Contents: 1. Introduction: Specificities and Comparisons. 2. Caste in social Science Discourse: Antecedents and Debates. 3. What do Indians have to Say about Caste?. 4. The Debate about untouchables: consensus or Resistance?. 5. Practising Caste: How Much Change before Caste Turns into Something Else?. 6. Conclusion: Cross-Cultural Comparisons Again.
Is caste unique to India – or can the concept be applied elsewhere?
• How have essential views of caste affected the way in which it is studied?
• How does caste relate to other dimensions of difference and inequality such as class and ethnicity?.

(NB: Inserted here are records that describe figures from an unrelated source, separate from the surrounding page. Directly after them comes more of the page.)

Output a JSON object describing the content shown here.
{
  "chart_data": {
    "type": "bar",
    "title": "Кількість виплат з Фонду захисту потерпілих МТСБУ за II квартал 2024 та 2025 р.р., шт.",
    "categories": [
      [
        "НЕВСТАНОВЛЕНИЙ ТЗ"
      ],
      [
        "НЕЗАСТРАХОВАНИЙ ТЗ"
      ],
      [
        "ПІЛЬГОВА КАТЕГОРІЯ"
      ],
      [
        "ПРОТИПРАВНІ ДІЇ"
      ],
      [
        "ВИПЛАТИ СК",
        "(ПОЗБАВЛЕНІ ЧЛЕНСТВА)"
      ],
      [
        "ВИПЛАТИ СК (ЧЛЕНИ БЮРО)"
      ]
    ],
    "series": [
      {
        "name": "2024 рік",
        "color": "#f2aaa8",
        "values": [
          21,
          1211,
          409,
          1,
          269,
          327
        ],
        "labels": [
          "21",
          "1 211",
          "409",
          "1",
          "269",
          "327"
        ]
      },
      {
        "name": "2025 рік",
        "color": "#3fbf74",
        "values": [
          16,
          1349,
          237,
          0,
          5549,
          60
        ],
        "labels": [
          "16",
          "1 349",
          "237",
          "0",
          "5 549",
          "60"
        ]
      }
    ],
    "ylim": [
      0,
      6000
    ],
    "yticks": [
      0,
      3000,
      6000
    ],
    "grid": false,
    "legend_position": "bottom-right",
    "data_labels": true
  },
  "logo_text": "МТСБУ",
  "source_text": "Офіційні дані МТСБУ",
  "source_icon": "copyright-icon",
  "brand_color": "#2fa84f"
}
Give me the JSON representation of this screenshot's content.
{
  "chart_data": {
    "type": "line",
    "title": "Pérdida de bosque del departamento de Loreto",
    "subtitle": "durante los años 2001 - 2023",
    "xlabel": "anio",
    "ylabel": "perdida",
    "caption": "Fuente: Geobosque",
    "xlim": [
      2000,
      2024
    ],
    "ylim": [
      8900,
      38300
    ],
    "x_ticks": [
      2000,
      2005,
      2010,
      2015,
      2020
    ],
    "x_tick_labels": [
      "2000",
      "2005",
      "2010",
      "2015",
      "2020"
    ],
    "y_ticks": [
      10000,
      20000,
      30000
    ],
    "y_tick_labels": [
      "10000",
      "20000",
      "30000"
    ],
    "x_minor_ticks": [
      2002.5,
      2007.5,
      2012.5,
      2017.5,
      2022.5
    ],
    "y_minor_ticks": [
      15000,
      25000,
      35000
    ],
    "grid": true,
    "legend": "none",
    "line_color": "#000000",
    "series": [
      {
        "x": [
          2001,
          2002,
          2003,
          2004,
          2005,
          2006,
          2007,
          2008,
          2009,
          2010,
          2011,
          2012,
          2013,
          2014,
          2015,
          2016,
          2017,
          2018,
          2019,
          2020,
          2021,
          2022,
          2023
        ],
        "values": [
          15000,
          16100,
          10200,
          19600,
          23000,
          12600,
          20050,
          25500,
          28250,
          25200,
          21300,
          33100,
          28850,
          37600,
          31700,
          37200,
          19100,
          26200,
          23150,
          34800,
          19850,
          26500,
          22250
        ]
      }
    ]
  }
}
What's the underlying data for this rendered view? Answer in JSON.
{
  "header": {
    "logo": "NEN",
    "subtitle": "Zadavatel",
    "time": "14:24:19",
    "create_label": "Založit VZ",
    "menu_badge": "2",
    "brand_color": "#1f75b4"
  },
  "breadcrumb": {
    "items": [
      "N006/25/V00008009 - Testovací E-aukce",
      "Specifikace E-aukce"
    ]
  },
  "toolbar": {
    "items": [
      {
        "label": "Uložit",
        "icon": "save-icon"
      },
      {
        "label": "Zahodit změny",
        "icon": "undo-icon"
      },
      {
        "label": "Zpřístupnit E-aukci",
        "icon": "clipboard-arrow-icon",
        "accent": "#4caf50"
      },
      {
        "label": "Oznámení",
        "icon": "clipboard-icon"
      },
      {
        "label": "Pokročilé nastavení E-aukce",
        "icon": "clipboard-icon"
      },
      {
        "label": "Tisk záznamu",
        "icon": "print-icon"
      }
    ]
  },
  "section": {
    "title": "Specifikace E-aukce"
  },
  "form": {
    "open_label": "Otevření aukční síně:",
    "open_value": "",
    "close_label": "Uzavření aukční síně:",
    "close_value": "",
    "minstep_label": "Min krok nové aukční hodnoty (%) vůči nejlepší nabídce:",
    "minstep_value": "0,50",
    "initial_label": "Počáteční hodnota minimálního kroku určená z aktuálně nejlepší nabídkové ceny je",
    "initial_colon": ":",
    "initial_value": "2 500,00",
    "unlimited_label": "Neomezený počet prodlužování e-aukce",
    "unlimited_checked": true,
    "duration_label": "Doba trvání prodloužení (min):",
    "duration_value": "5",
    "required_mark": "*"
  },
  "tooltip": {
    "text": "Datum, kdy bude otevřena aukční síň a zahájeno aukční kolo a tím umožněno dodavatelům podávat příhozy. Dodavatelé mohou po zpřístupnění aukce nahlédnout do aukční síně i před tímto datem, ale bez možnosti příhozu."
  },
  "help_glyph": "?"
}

This lively and accessible text examines the concept of caste, noting its origin in orientalist descriptions of Indian society, and showing how it made its way into social scientific discourse as a tool for the comparative analysis of social stratification. It reviews social scientists’ accounts of caste in contemporary India, discussing the theoretical assumptions underlying such descriptions. The author takes issue with the view of caste which regards it as specific to Hindu India and makes a case for a comparative sociology concerned with social processes. Such a sociology is important and indeed necessary if we are to understand the ways in which social inequality and cultural difference are organized in contemporary societies. The book represents a key text for students of comparative sociology and social anthropology, as well as those studying ethnicity, cultural difference and social and cultural change, religious studies, and others with an interest in Asian studies.